SOCHI, Russia -- If there really are 50,000 Russian soldiers and police officers assigned to protect the upcoming Winter Olympics by creating a "Ring of Steel" around Sochi, they either have not all mustered in the area or they are being very discreet.
There was one policeman in the arrivals area at Sochi's airport two days ago. During a long walk half a day later around the Olympic Park, which is inside a secured perimeter, the only evidence of security personnel -- none with visible weapons -- was at the interior checkpoints where accreditation passes are scanned to permit further access.
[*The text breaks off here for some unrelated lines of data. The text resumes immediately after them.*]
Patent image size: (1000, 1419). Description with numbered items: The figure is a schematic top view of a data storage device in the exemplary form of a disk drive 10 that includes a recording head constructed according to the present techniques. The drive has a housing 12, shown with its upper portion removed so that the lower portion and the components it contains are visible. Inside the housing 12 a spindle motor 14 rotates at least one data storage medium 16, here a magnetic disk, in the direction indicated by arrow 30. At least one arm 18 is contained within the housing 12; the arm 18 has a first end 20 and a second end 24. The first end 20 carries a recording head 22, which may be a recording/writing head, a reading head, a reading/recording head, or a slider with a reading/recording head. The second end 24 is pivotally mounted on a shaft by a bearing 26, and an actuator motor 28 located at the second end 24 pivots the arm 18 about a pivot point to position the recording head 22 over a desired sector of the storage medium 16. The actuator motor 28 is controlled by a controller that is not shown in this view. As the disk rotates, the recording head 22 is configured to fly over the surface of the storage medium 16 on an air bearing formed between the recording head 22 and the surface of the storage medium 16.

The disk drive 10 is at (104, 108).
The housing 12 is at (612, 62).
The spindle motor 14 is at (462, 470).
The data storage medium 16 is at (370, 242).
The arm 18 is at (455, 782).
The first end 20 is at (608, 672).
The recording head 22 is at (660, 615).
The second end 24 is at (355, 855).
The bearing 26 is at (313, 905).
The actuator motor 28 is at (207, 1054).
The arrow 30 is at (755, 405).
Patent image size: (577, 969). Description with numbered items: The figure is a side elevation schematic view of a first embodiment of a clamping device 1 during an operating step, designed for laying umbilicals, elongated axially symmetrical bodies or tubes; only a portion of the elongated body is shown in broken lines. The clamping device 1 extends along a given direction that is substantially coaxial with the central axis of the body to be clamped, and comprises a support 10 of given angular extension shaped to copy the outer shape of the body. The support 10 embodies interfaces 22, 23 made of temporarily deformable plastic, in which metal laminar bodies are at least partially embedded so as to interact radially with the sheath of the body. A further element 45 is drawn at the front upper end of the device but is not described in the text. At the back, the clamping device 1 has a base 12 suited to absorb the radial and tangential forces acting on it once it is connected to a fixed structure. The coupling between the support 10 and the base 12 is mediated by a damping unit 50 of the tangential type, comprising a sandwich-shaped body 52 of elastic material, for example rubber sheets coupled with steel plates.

One such checkpoint was at the entrance to the Iceberg figure skating venue. Having cleared it, I wandered wherever I wanted for 30 minutes, past "guards" in chairs who seemed to care little about who was walking by or where they were going, especially if it meant lifting their eyes from the smartphone occupying their attention. The awards podium was on the ice, along with workers and several non-Olympic skaters, in an apparent rehearsal of positioning for medal presentations.
At the venues, such freedom of movement undoubtedly will disappear over the next few days, as it always does. Yet being told where one can and cannot go does not necessarily add to a feeling of being safe.
With no spectators yet in the vast Olympic Park, the primary feeling is one of quiet emptiness and calm, except for some 11th-hour construction. The chain-link fences surrounding the park are formidable -- but, of course, not impregnable -- barriers against intrusion, and there is a pervasive sense of being as safe as one can in a world that too often goes mad.
A claustrophobic security presence might only increase apprehensiveness among visitors to this volatile corner of the globe. For now, the balance has not tipped that way. One can only hope it will not need to.